The child chooses (hopefully without coercion from the other parent) whether to keep letters / answer phone calls or spend time with the non custodial parent. I strongly believe an avenue must always be kept open.

That contact can be indirect (letters / phone calls / cards) or it can be direct (supervised / unsupervised / visiting / staying etc) but it is up to the child whether they have a relationship of whatever sort with the other parent - not the adults involved. If the non custodial parent signs up for adoption and the other parent agrees then the custodial parent can be out of the child's life for good - but in my opinion this is best done when the child is really young. I'm not even sure if any judges have approved giving up parental responsibility for older children ever.

Speaking directly about your sister - if this was a UK case, I would say what has happened is she's got her life back in order and wishes to spend time with her daughter. If she's using a lawyer, the lawyer has advised her to aim high so that the judge would find a halfway house situation (contact). The reasons include getting the parent seeking contact to spend money on legal costs (my biggest gripe against lawyers being involved in contact cases) as well as trying to show to the judge and to her daughter that she cares. For her own self respect, she needs to demonstrate to herself and to her daughter (when she's old enough to question why her mother wasn't there) that she hasn't abandoned her child.
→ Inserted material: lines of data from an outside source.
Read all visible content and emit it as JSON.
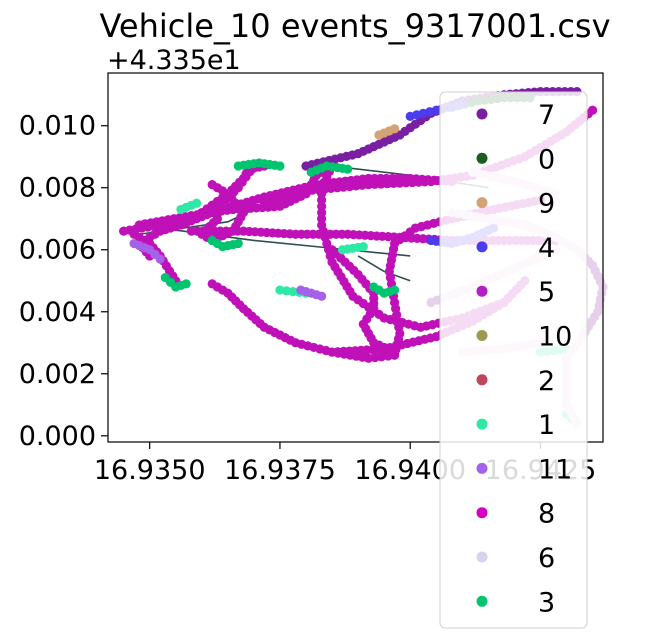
{
  "chart_data": {
    "type": "scatter",
    "title": "Vehicle_10 events_9317001.csv",
    "x_offset_label": "",
    "y_offset_label": "+4.335e1",
    "xlabel": "",
    "ylabel": "",
    "xlim": [
      16.9342,
      16.9437
    ],
    "ylim": [
      -0.0002,
      0.0117
    ],
    "x_ticks": [
      16.935,
      16.9375,
      16.94,
      16.9425
    ],
    "x_tick_labels": [
      "16.9350",
      "16.9375",
      "16.9400",
      "16.9425"
    ],
    "y_ticks": [
      0.0,
      0.002,
      0.004,
      0.006,
      0.008,
      0.01
    ],
    "y_tick_labels": [
      "0.000",
      "0.002",
      "0.004",
      "0.006",
      "0.008",
      "0.010"
    ],
    "grid": false,
    "legend_position": "right",
    "legend": [
      {
        "label": "7",
        "color": "#7a1fa2"
      },
      {
        "label": "0",
        "color": "#1b5e20"
      },
      {
        "label": "9",
        "color": "#d4a373"
      },
      {
        "label": "4",
        "color": "#4b3cf0"
      },
      {
        "label": "5",
        "color": "#b21fc4"
      },
      {
        "label": "10",
        "color": "#9a9a50"
      },
      {
        "label": "2",
        "color": "#c0465e"
      },
      {
        "label": "1",
        "color": "#2ee8a6"
      },
      {
        "label": "11",
        "color": "#a561e8"
      },
      {
        "label": "8",
        "color": "#d400c0"
      },
      {
        "label": "6",
        "color": "#d4d4ea"
      },
      {
        "label": "3",
        "color": "#00c46e"
      }
    ],
    "paths": [
      {
        "series": "8",
        "color": "#c010b8",
        "points": [
          [
            16.9345,
            0.0066
          ],
          [
            16.9352,
            0.0068
          ],
          [
            16.9362,
            0.0072
          ],
          [
            16.9372,
            0.0077
          ],
          [
            16.9382,
            0.0081
          ],
          [
            16.9392,
            0.0083
          ],
          [
            16.94,
            0.0083
          ],
          [
            16.9408,
            0.0082
          ]
        ]
      },
      {
        "series": "8",
        "color": "#c010b8",
        "points": [
          [
            16.9347,
            0.0065
          ],
          [
            16.935,
            0.0062
          ],
          [
            16.9352,
            0.0058
          ],
          [
            16.9355,
            0.005
          ]
        ]
      },
      {
        "series": "8",
        "color": "#c010b8",
        "points": [
          [
            16.9348,
            0.0068
          ],
          [
            16.9358,
            0.0071
          ],
          [
            16.9366,
            0.0073
          ],
          [
            16.9375,
            0.0074
          ],
          [
            16.938,
            0.0078
          ],
          [
            16.9382,
            0.0084
          ],
          [
            16.9385,
            0.0087
          ]
        ]
      },
      {
        "series": "8",
        "color": "#c010b8",
        "points": [
          [
            16.9385,
            0.0087
          ],
          [
            16.9383,
            0.008
          ],
          [
            16.9383,
            0.0068
          ],
          [
            16.9385,
            0.0056
          ],
          [
            16.9389,
            0.0045
          ],
          [
            16.9395,
            0.0038
          ],
          [
            16.9402,
            0.0035
          ],
          [
            16.941,
            0.0038
          ],
          [
            16.9418,
            0.0043
          ]
        ]
      },
      {
        "series": "8",
        "color": "#c010b8",
        "points": [
          [
            16.936,
            0.0072
          ],
          [
            16.9365,
            0.0078
          ],
          [
            16.9368,
            0.0083
          ],
          [
            16.9369,
            0.0086
          ],
          [
            16.9372,
            0.0087
          ]
        ]
      },
      {
        "series": "8",
        "color": "#c010b8",
        "points": [
          [
            16.937,
            0.0087
          ],
          [
            16.9367,
            0.008
          ],
          [
            16.9362,
            0.0072
          ],
          [
            16.9356,
            0.0068
          ],
          [
            16.9352,
            0.0066
          ],
          [
            16.9348,
            0.0062
          ],
          [
            16.935,
            0.0058
          ]
        ]
      },
      {
        "series": "8",
        "color": "#c010b8",
        "points": [
          [
            16.9362,
            0.0081
          ],
          [
            16.9365,
            0.0078
          ],
          [
            16.9368,
            0.0072
          ],
          [
            16.9366,
            0.0066
          ],
          [
            16.9362,
            0.0063
          ],
          [
            16.936,
            0.0065
          ],
          [
            16.9363,
            0.007
          ]
        ]
      },
      {
        "series": "8",
        "color": "#c010b8",
        "points": [
          [
            16.9362,
            0.0049
          ],
          [
            16.9365,
            0.0046
          ],
          [
            16.9368,
            0.0041
          ],
          [
            16.9372,
            0.0035
          ],
          [
            16.9378,
            0.003
          ],
          [
            16.9385,
            0.0027
          ],
          [
            16.9392,
            0.0025
          ],
          [
            16.9397,
            0.0026
          ]
        ]
      },
      {
        "series": "8",
        "color": "#c010b8",
        "points": [
          [
            16.9397,
            0.0026
          ],
          [
            16.9398,
            0.0033
          ],
          [
            16.9397,
            0.0043
          ],
          [
            16.9396,
            0.0053
          ],
          [
            16.9397,
            0.0062
          ],
          [
            16.9401,
            0.0067
          ],
          [
            16.9408,
            0.007
          ],
          [
            16.9416,
            0.0073
          ],
          [
            16.9425,
            0.0076
          ]
        ]
      },
      {
        "series": "8",
        "color": "#c010b8",
        "points": [
          [
            16.9358,
            0.0066
          ],
          [
            16.9368,
            0.0066
          ],
          [
            16.9378,
            0.0065
          ],
          [
            16.9388,
            0.0065
          ],
          [
            16.9398,
            0.0064
          ],
          [
            16.9408,
            0.0063
          ],
          [
            16.9418,
            0.0063
          ],
          [
            16.9428,
            0.0063
          ]
        ]
      },
      {
        "series": "8",
        "color": "#c010b8",
        "points": [
          [
            16.9385,
            0.0027
          ],
          [
            16.9395,
            0.0028
          ],
          [
            16.9405,
            0.0032
          ],
          [
            16.9412,
            0.0037
          ],
          [
            16.9418,
            0.0043
          ],
          [
            16.9422,
            0.005
          ]
        ]
      },
      {
        "series": "8",
        "color": "#c010b8",
        "points": [
          [
            16.9385,
            0.006
          ],
          [
            16.939,
            0.0052
          ],
          [
            16.9393,
            0.0046
          ],
          [
            16.9393,
            0.0041
          ],
          [
            16.9391,
            0.0036
          ],
          [
            16.9393,
            0.003
          ],
          [
            16.9397,
            0.0027
          ]
        ]
      },
      {
        "series": "8",
        "color": "#c010b8",
        "points": [
          [
            16.9372,
            0.0075
          ],
          [
            16.938,
            0.0079
          ],
          [
            16.9392,
            0.0081
          ],
          [
            16.9404,
            0.0082
          ],
          [
            16.9412,
            0.0084
          ],
          [
            16.9422,
            0.009
          ],
          [
            16.943,
            0.0098
          ],
          [
            16.9435,
            0.0105
          ]
        ]
      },
      {
        "series": "7",
        "color": "#7a1fa2",
        "points": [
          [
            16.938,
            0.0087
          ],
          [
            16.939,
            0.0091
          ],
          [
            16.9398,
            0.0097
          ],
          [
            16.9404,
            0.0104
          ],
          [
            16.941,
            0.0108
          ],
          [
            16.9418,
            0.011
          ],
          [
            16.9425,
            0.0111
          ],
          [
            16.9432,
            0.0111
          ]
        ]
      },
      {
        "series": "0",
        "color": "#1b5e20",
        "points": [
          [
            16.9408,
            0.0106
          ],
          [
            16.9413,
            0.0108
          ],
          [
            16.9418,
            0.0109
          ],
          [
            16.9423,
            0.0109
          ]
        ]
      },
      {
        "series": "4",
        "color": "#4b3cf0",
        "points": [
          [
            16.94,
            0.0103
          ],
          [
            16.9405,
            0.0105
          ],
          [
            16.941,
            0.0107
          ]
        ]
      },
      {
        "series": "4",
        "color": "#4b3cf0",
        "points": [
          [
            16.9404,
            0.0063
          ],
          [
            16.9408,
            0.0062
          ],
          [
            16.9412,
            0.0064
          ],
          [
            16.9416,
            0.0067
          ]
        ]
      },
      {
        "series": "9",
        "color": "#d4a373",
        "points": [
          [
            16.9394,
            0.0097
          ],
          [
            16.9397,
            0.0099
          ]
        ]
      },
      {
        "series": "3",
        "color": "#00c46e",
        "points": [
          [
            16.9353,
            0.0051
          ],
          [
            16.9355,
            0.0048
          ],
          [
            16.9357,
            0.0049
          ]
        ]
      },
      {
        "series": "3",
        "color": "#00c46e",
        "points": [
          [
            16.9381,
            0.0085
          ],
          [
            16.9384,
            0.0087
          ],
          [
            16.9388,
            0.0086
          ]
        ]
      },
      {
        "series": "3",
        "color": "#00c46e",
        "points": [
          [
            16.9367,
            0.0087
          ],
          [
            16.9371,
            0.0088
          ],
          [
            16.9375,
            0.0087
          ]
        ]
      },
      {
        "series": "3",
        "color": "#00c46e",
        "points": [
          [
            16.9393,
            0.0048
          ],
          [
            16.9395,
            0.0046
          ],
          [
            16.9397,
            0.0047
          ]
        ]
      },
      {
        "series": "3",
        "color": "#00c46e",
        "points": [
          [
            16.9362,
            0.0063
          ],
          [
            16.9364,
            0.0061
          ],
          [
            16.9367,
            0.0062
          ]
        ]
      },
      {
        "series": "1",
        "color": "#2ee8a6",
        "points": [
          [
            16.9356,
            0.0073
          ],
          [
            16.9359,
            0.0075
          ]
        ]
      },
      {
        "series": "1",
        "color": "#2ee8a6",
        "points": [
          [
            16.9387,
            0.006
          ],
          [
            16.9391,
            0.0061
          ]
        ]
      },
      {
        "series": "1",
        "color": "#2ee8a6",
        "points": [
          [
            16.9375,
            0.0047
          ],
          [
            16.938,
            0.0046
          ]
        ]
      },
      {
        "series": "1",
        "color": "#2ee8a6",
        "points": [
          [
            16.9425,
            0.0027
          ],
          [
            16.943,
            0.0028
          ]
        ]
      },
      {
        "series": "1",
        "color": "#2ee8a6",
        "points": [
          [
            16.943,
            0.0007
          ],
          [
            16.9432,
            0.0004
          ]
        ]
      },
      {
        "series": "11",
        "color": "#a561e8",
        "points": [
          [
            16.9347,
            0.0062
          ],
          [
            16.935,
            0.006
          ],
          [
            16.9352,
            0.0057
          ]
        ]
      },
      {
        "series": "11",
        "color": "#a561e8",
        "points": [
          [
            16.9379,
            0.0047
          ],
          [
            16.9383,
            0.0045
          ]
        ]
      },
      {
        "series": "6",
        "color": "#e6d0ec",
        "points": [
          [
            16.9408,
            0.0072
          ],
          [
            16.9415,
            0.007
          ],
          [
            16.9422,
            0.0068
          ],
          [
            16.9428,
            0.0064
          ],
          [
            16.9432,
            0.006
          ],
          [
            16.9435,
            0.0055
          ],
          [
            16.9437,
            0.0048
          ],
          [
            16.9436,
            0.004
          ],
          [
            16.9433,
            0.0032
          ],
          [
            16.943,
            0.0025
          ],
          [
            16.943,
            0.0018
          ],
          [
            16.943,
            0.001
          ],
          [
            16.9432,
            0.0004
          ]
        ]
      },
      {
        "series": "6",
        "color": "#e6d0ec",
        "points": [
          [
            16.9404,
            0.0043
          ],
          [
            16.9412,
            0.0048
          ],
          [
            16.942,
            0.0054
          ],
          [
            16.9428,
            0.006
          ]
        ]
      },
      {
        "series": "6",
        "color": "#e6d0ec",
        "points": [
          [
            16.9412,
            0.0085
          ],
          [
            16.942,
            0.0082
          ],
          [
            16.9428,
            0.0078
          ]
        ]
      },
      {
        "series": "6",
        "color": "#e6d0ec",
        "points": [
          [
            16.941,
            0.0027
          ],
          [
            16.9418,
            0.0028
          ],
          [
            16.9425,
            0.003
          ]
        ]
      }
    ],
    "connector_lines": [
      [
        [
          16.9348,
          0.0065
        ],
        [
          16.9365,
          0.0069
        ],
        [
          16.938,
          0.0081
        ],
        [
          16.9392,
          0.0083
        ]
      ],
      [
        [
          16.9352,
          0.0067
        ],
        [
          16.937,
          0.0063
        ],
        [
          16.9388,
          0.006
        ],
        [
          16.94,
          0.0058
        ]
      ],
      [
        [
          16.9385,
          0.0087
        ],
        [
          16.94,
          0.0084
        ],
        [
          16.9415,
          0.008
        ]
      ],
      [
        [
          16.939,
          0.0058
        ],
        [
          16.9395,
          0.0053
        ],
        [
          16.94,
          0.005
        ]
      ]
    ]
  }
}
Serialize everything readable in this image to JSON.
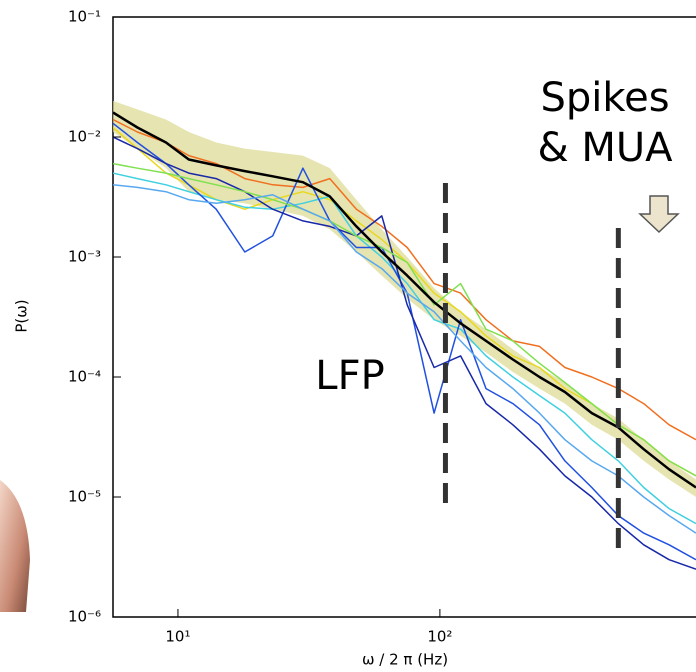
{
  "chart_data": {
    "type": "line",
    "xlabel": "ω / 2 π (Hz)",
    "ylabel": "P(ω)",
    "log_x": true,
    "log_y": true,
    "xlim": [
      5.65,
      950
    ],
    "ylim": [
      1e-06,
      0.1
    ],
    "xticks": [
      {
        "value": 10,
        "label": "10¹"
      },
      {
        "value": 100,
        "label": "10²"
      }
    ],
    "yticks": [
      {
        "value": 0.1,
        "label": "10⁻¹"
      },
      {
        "value": 0.01,
        "label": "10⁻²"
      },
      {
        "value": 0.001,
        "label": "10⁻³"
      },
      {
        "value": 0.0001,
        "label": "10⁻⁴"
      },
      {
        "value": 1e-05,
        "label": "10⁻⁵"
      },
      {
        "value": 1e-06,
        "label": "10⁻⁶"
      }
    ],
    "x": [
      5.65,
      7,
      9,
      11,
      14,
      18,
      23,
      30,
      38,
      48,
      60,
      75,
      95,
      120,
      150,
      190,
      240,
      300,
      380,
      480,
      600,
      750,
      950
    ],
    "band": {
      "color": "#dcd890",
      "upper": [
        0.02,
        0.017,
        0.014,
        0.011,
        0.009,
        0.008,
        0.0075,
        0.007,
        0.0055,
        0.003,
        0.0017,
        0.001,
        0.00055,
        0.00035,
        0.00025,
        0.00017,
        0.00012,
        9e-05,
        6e-05,
        4.5e-05,
        3e-05,
        2e-05,
        1.4e-05
      ],
      "lower": [
        0.011,
        0.008,
        0.0055,
        0.0035,
        0.003,
        0.0028,
        0.0025,
        0.0022,
        0.0017,
        0.0011,
        0.0007,
        0.00045,
        0.0003,
        0.00022,
        0.00016,
        0.00011,
        8e-05,
        6e-05,
        4e-05,
        3e-05,
        2e-05,
        1.4e-05,
        1e-05
      ]
    },
    "series": [
      {
        "color": "#f07020",
        "values": [
          0.014,
          0.011,
          0.009,
          0.007,
          0.006,
          0.0045,
          0.004,
          0.0038,
          0.0045,
          0.0025,
          0.0018,
          0.0012,
          0.0006,
          0.0005,
          0.0003,
          0.0002,
          0.00018,
          0.00012,
          0.0001,
          8e-05,
          6e-05,
          4e-05,
          3e-05
        ]
      },
      {
        "color": "#e8d820",
        "values": [
          0.012,
          0.008,
          0.005,
          0.004,
          0.003,
          0.0025,
          0.003,
          0.0035,
          0.003,
          0.002,
          0.0014,
          0.0009,
          0.0005,
          0.00035,
          0.00022,
          0.00015,
          0.00012,
          8e-05,
          6e-05,
          4e-05,
          3e-05,
          2e-05,
          1.5e-05
        ]
      },
      {
        "color": "#40d0e0",
        "values": [
          0.005,
          0.0045,
          0.004,
          0.0035,
          0.003,
          0.0026,
          0.0025,
          0.0028,
          0.0032,
          0.0015,
          0.001,
          0.0006,
          0.0003,
          0.00025,
          0.00015,
          0.0001,
          7e-05,
          5e-05,
          3e-05,
          2e-05,
          1.2e-05,
          8e-06,
          6e-06
        ]
      },
      {
        "color": "#2050e0",
        "values": [
          0.013,
          0.009,
          0.006,
          0.004,
          0.0025,
          0.0011,
          0.0015,
          0.0055,
          0.002,
          0.0012,
          0.0012,
          0.0005,
          5e-05,
          0.0003,
          8e-05,
          6e-05,
          4e-05,
          2e-05,
          1.2e-05,
          7e-06,
          5e-06,
          4e-06,
          3e-06
        ]
      },
      {
        "color": "#1828a8",
        "values": [
          0.01,
          0.008,
          0.006,
          0.005,
          0.0045,
          0.0035,
          0.0025,
          0.002,
          0.0018,
          0.0015,
          0.0022,
          0.0004,
          0.00012,
          0.00015,
          6e-05,
          4e-05,
          2.5e-05,
          1.5e-05,
          1e-05,
          6e-06,
          4e-06,
          3e-06,
          2.5e-06
        ]
      },
      {
        "color": "#80e050",
        "values": [
          0.006,
          0.0055,
          0.005,
          0.0045,
          0.004,
          0.0035,
          0.003,
          0.0025,
          0.002,
          0.0015,
          0.0012,
          0.0009,
          0.0004,
          0.0006,
          0.00025,
          0.0002,
          0.00013,
          9e-05,
          6e-05,
          4e-05,
          3e-05,
          2e-05,
          1.5e-05
        ]
      },
      {
        "color": "#58a8f0",
        "values": [
          0.004,
          0.0038,
          0.0035,
          0.003,
          0.0028,
          0.003,
          0.0033,
          0.0025,
          0.002,
          0.0011,
          0.0008,
          0.0005,
          0.00035,
          0.0002,
          0.00012,
          8e-05,
          5e-05,
          3e-05,
          2e-05,
          1.5e-05,
          1e-05,
          7e-06,
          5e-06
        ]
      }
    ],
    "mean": {
      "color": "#000000",
      "values": [
        0.016,
        0.012,
        0.009,
        0.0065,
        0.0058,
        0.0052,
        0.0047,
        0.0042,
        0.0032,
        0.0018,
        0.0011,
        0.0007,
        0.00042,
        0.00028,
        0.0002,
        0.00014,
        0.0001,
        7.5e-05,
        5e-05,
        3.8e-05,
        2.5e-05,
        1.7e-05,
        1.2e-05
      ]
    },
    "vlines": [
      105,
      480
    ],
    "annotations": [
      {
        "text": "Spikes"
      },
      {
        "text": "& MUA"
      },
      {
        "text": "LFP"
      }
    ]
  }
}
I would hope that your (ex) brother in law has tried to keep a memory of the other parent - pictures / letters etc available as the decision really belongs to the child whether they have a relationship or not. I'm not saying the mother suddenly gets contact or custody (this won't happen) but if the mother really is serious about contact and has turned her life around - then the child deserves and needs the chance to meet and get to know her mother - even if it's only through letters and cards for a few years while the child gets used to things.

Custody and unsupervised contact sound out of the picture for a while.